白老七掃了眼裡麵的情景,微不可查地點頭示意蕭玖進去,秦硯默默把兩人的互動看在眼裡。

蕭玖直接來到無知無覺躺在下鋪的軍人身邊,圍著他的兩名年輕軍人都聽到她會醫術的話了,自覺散開來,給蕭玖騰出了一個位置。

白老七站在蕭玖身後,隔開了蕭玖和軍人的距離,但沒有遮擋軍人的視線。

蕭玖搭上軍人的脈搏,隨即眉頭蹙了起來,這是被人下了暗手了。

“你們有檢查過他的身體嗎?”蕭玖問,“我的意思是,他身上除了明顯的外傷外,還有沒有暗傷?”

“我們仔細檢查過,沒有暗傷。”秦硯回答。

蕭玖拿出豐草人參丸:“這是急救藥丸,保命用的,你們如果信得過,就給他服下,然後仔仔細細檢查有沒有暗傷,或者準確的說是暗器,隻有把它找出來拔掉,再解毒,人才能救得回來,不然,毒性會源源不斷產生並積累。”

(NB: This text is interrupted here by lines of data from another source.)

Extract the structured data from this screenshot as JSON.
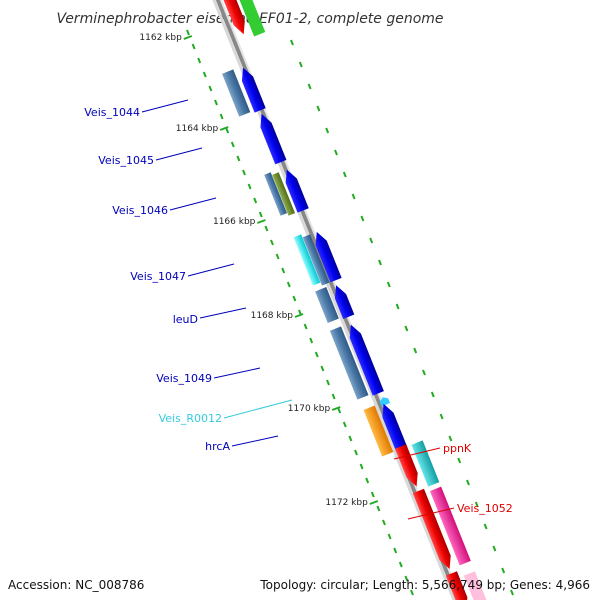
{
  "title": "Verminephrobacter eiseniae EF01-2, complete genome",
  "ticks": [
    {
      "label": "1162 kbp",
      "kbp": 1162
    },
    {
      "label": "1164 kbp",
      "kbp": 1164
    },
    {
      "label": "1166 kbp",
      "kbp": 1166
    },
    {
      "label": "1168 kbp",
      "kbp": 1168
    },
    {
      "label": "1170 kbp",
      "kbp": 1170
    },
    {
      "label": "1172 kbp",
      "kbp": 1172
    }
  ],
  "genes": [
    {
      "label": "Veis_1044",
      "color": "#0000bb"
    },
    {
      "label": "Veis_1045",
      "color": "#0000bb"
    },
    {
      "label": "Veis_1046",
      "color": "#0000bb"
    },
    {
      "label": "Veis_1047",
      "color": "#0000bb"
    },
    {
      "label": "leuD",
      "color": "#0000bb"
    },
    {
      "label": "Veis_1049",
      "color": "#0000bb"
    },
    {
      "label": "Veis_R0012",
      "color": "#33ccdd"
    },
    {
      "label": "hrcA",
      "color": "#0000bb"
    },
    {
      "label": "ppnK",
      "color": "#dd0000"
    },
    {
      "label": "Veis_1052",
      "color": "#dd0000"
    }
  ],
  "colors": {
    "cds": "#0000ee",
    "cog_blue": "#4a78a8",
    "cog_olive": "#6b8a2a",
    "cog_cyan": "#00e5ee",
    "cog_orange": "#ff9900",
    "cog_teal": "#22c8cc",
    "cog_pink": "#ff2299",
    "reverse_cds": "#ee0000",
    "backbone": "#888888"
  },
  "footer": {
    "accession": "Accession: NC_008786",
    "stats": "Topology: circular; Length: 5,566,749 bp; Genes: 4,966"
  }
}
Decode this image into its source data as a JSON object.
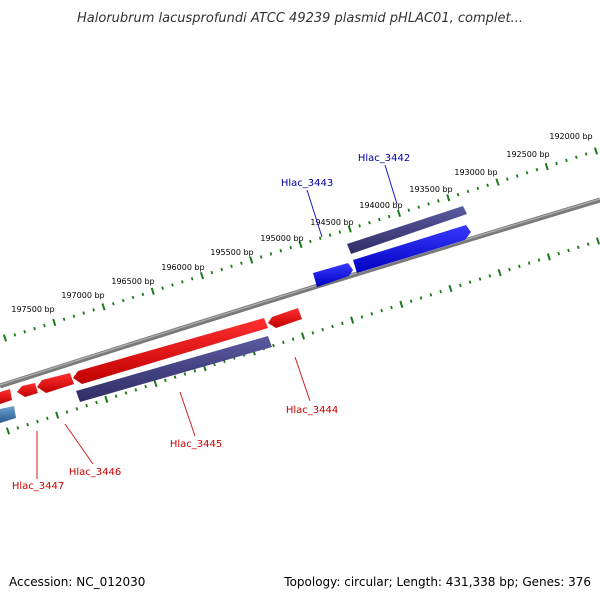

蕭玖看秦硯應該是他們的頭頭,就把藥交給了他:“我就在隔壁,如果你們找到了暗器,可以再來找我。”

如果不相信她,那就算了,她已經做了自己該做的事情了,說完,就和白老七回隔壁去了。

“團長,怎麼辦?餘樹不行了。”

秦硯沒說話,捏了捏手上的小竹筒,直接來到餘樹身邊,把藥丸塞進他的嘴裡,然後開始扒他的衣服。

其他人見狀,忙上前幫忙,這時候,周原推開車廂的門,哭喪著臉進來:“乘務長都問遍了,沒有醫生,他說前幾年,這群人受了很大的苦,現在輕易不會承認自己的身份。”

待看到大家在脫餘樹的衣服,以為是餘樹沒了,想讓他換上乾淨的軍裝,體麵地走。

他一下子就破防了,嗷地一嗓子哭了出來:“餘樹,你怎麼就這麼去了啊,讓我怎麼跟你爹娘交待啊。”

其中一個軍人手一抖,扯掉了餘樹的襪子,霎時,整個車廂都彌漫起了一股難以言喻的味道。

正張著嘴嚎的周原猝不及防下吸了一嘴,臉都綠了。

正當他準備為了兄弟情誼,不顧自己飽受摧殘的味覺繼續哭嚎的時候,被秦硯喝止了:“閉嘴。”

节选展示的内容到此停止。